はじめの一歩:チームメイトを1人だけ作ってみる
最初から完璧な体制を作る必要はありません。まずは1人、よく使う作業で試してみることをおすすめします。手順は次の5つだけです。
1
Claude Codeで /agents と入力する
これだけで、担当を管理するための画面が開きます。
2
「新しいエージェントを作る」→「Personal」を選ぶ
Personalを選んでおくと、その担当はどのプロジェクトでも使えるようになります。
3
どんな仕事をしてほしいか、普通の文章で説明する
ここが一番大事なところですが、難しいことはありません。「コードを読んで、問題点をやさしい言葉で教えてくれる人」のように、人に仕事を頼むときと同じ言葉で説明するだけです。設定ファイルの書き方を覚える必要はなく、説明文を渡すとClaude自身が中身を作ってくれます。
4
使える範囲を選ぶ
その担当に「何をしてもよいか」を選ぶ画面が出てきます。最初は、ファイルを読むだけの範囲に絞っておくと、安心して試せます。
5
保存して、声をかけてみる
保存すれば、すぐにその担当を呼び出せるようになります。普段の会話で「さっき作った担当に確認してもらって」と話しかけるだけで、その担当が動いてくれます。
実際に使うと、何が変わるか
たとえば「コードレビュー担当」を1人作っておくと、何かを書いたあとに「レビュー担当にチェックしてもらって」と一言伝えるだけで済むようになります。チェックの過程で読み込んだファイルの中身などはその担当の中に収まり、メインの会話に戻ってくるのは結果だけ。同じ説明を何度もし直す手間が、少しずつ減っていきます。
最初につまづきやすいところ
気をつけたいポイント
- 一気に何人も作ろうとしない。まずは1人、よく使う作業で試す。
- 担当の説明がぼんやりしていると、Claudeが「いつこの担当に振ればいいか」を判断しづらくなる。「何をする人か」を一文で言い切れるくらい具体的にしておく。

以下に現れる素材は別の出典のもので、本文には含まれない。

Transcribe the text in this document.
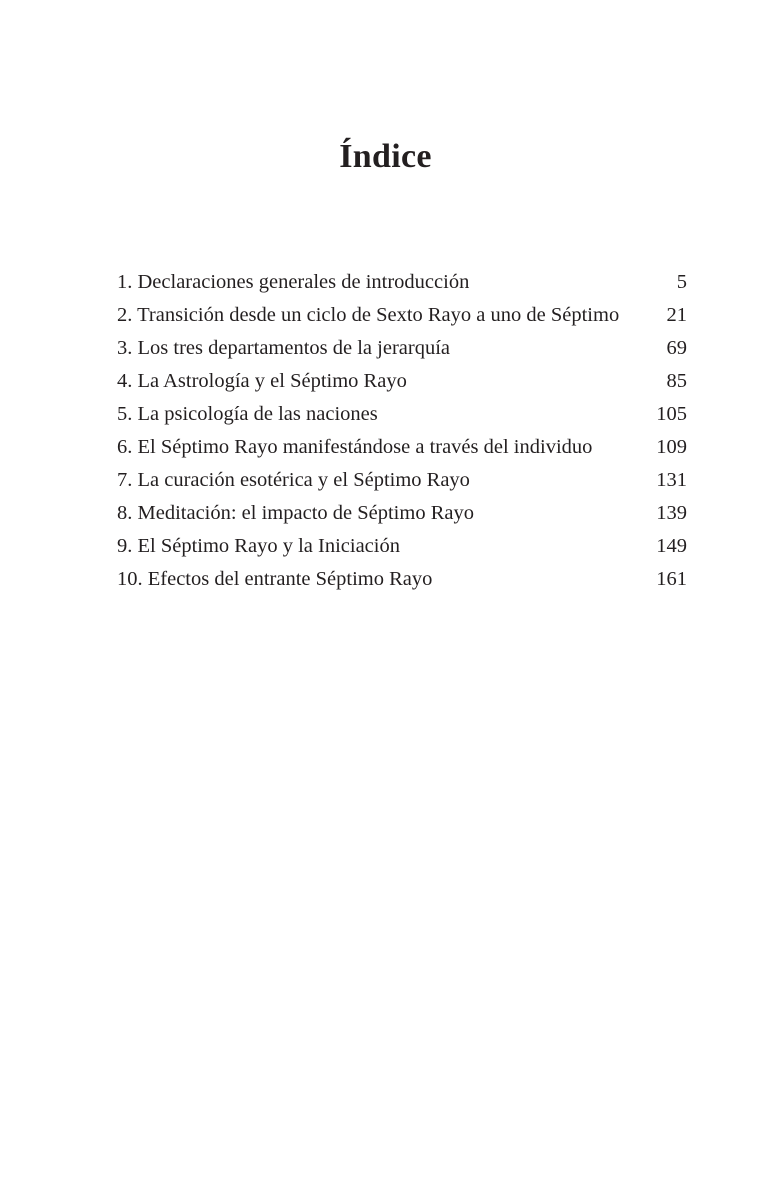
Índice
1. Declaraciones generales de introducción	5
2. Transición desde un ciclo de Sexto Rayo a uno de Séptimo	21
3. Los tres departamentos de la jerarquía	69
4. La Astrología y el Séptimo Rayo	85
5. La psicología de las naciones	105
6. El Séptimo Rayo manifestándose a través del individuo	109
7. La curación esotérica y el Séptimo Rayo	131
8. Meditación: el impacto de Séptimo Rayo	139
9. El Séptimo Rayo y la Iniciación	149
10. Efectos del entrante Séptimo Rayo	161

- 設定ファイルを手作業で編集する方法もありますが、最初の一歩としては
/agentsの画面から作るほうが、迷わず進められます。
今日のまとめ
「AIチームを作る」と聞くと身構えてしまいますが、最初の一歩は「1人だけ、得意分野を決めた担当を作って試してみる」ことで十分です。
慣れてきたら担当を増やしたり、担当同士が連携して動くような、もう一歩進んだ仕組みも用意されています。それはまた別の機会に。今日はまず、1人のチームメイトを迎えるところから始めてみてください。